Mendeleev’s Periodic Law earned universal recognition as one of the pillars of theoretic chemistry after the discovery of elements he had predicted - gallium (Ga, 31st element) in France in 1875, scandium (Sc, 21st) in Sweden in 1879, and germanium (Ge, 32nd) in Germany in 1886.
The Royal Society of London awarded the Davy Medal to Dmitry Mendeleev for his accomplishment in 1882.
Periodic table
Mendeleev’s periodic law has undergone certain changes and been complemented by new elements, including artificially synthesized ones. All in all, more than 500 versions of it have been published. Two are the most widely spread ones: the short version (has eight groups, horizontal rows of elements) and the long version (18 rows). In 1989, the International Union of Pure and Applied Chemistry, IUPAC) recommended the long version. In the modern system, the elements are arranged in a two-dimensional table, in which each column (group) represents the basic physical and chemical properties, and the rows are periods of elements largely similar to each other.
As at the beginning of 2019, the Periodic Table listed 118 chemical elements (the last three were added in 2016). The names of some are related with Russia. Ruthenium (Ru) is one of the ways of spelling Russia in Latin.

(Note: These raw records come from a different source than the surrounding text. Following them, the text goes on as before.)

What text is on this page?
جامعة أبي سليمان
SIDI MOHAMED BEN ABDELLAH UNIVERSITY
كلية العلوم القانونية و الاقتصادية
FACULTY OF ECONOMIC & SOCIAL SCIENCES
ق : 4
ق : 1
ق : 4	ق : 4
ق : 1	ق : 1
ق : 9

Dubnium (Db) was calledin honor of the research cluster Dubna; Moscovium (Mc), in honor of the Moscow Region where the United Institute for Nuclear Research is located; Mendelevium (Md), in honor of Dmitry Mendeleev; Oganesson (Og), in honor of physicist Yuri Oganesian; Samarium (Sm), in honor of Russian mining engineer Vasily Samarsky-Bykhovets; and Flerovium (Fl) in honor of Soviet nuclear physicist Georgy Flerov.
The Periodic Table played an important role in studying the properties of chemical elements and expanding the knowledge of the structure of matter. It serves as the scientific basis for teaching general and inorganic chemistry and also nuclear physics.
Its first version, published on March 1, 1869, is kept at the D.I. Mendeleev Museum Archive at St. Petersburg University. The first version of the table made for demonstration in public (graphic image) at the request of Dmitry Mendeleev himself in 1876 can be seen in the Large Chemistry Lecture Hall of the Visileostrovsky Campus of the St. Petersburg University. A copy of the Periodic Table dated 1885 was discovered at the University of St. Andrews in Scotland in 2014.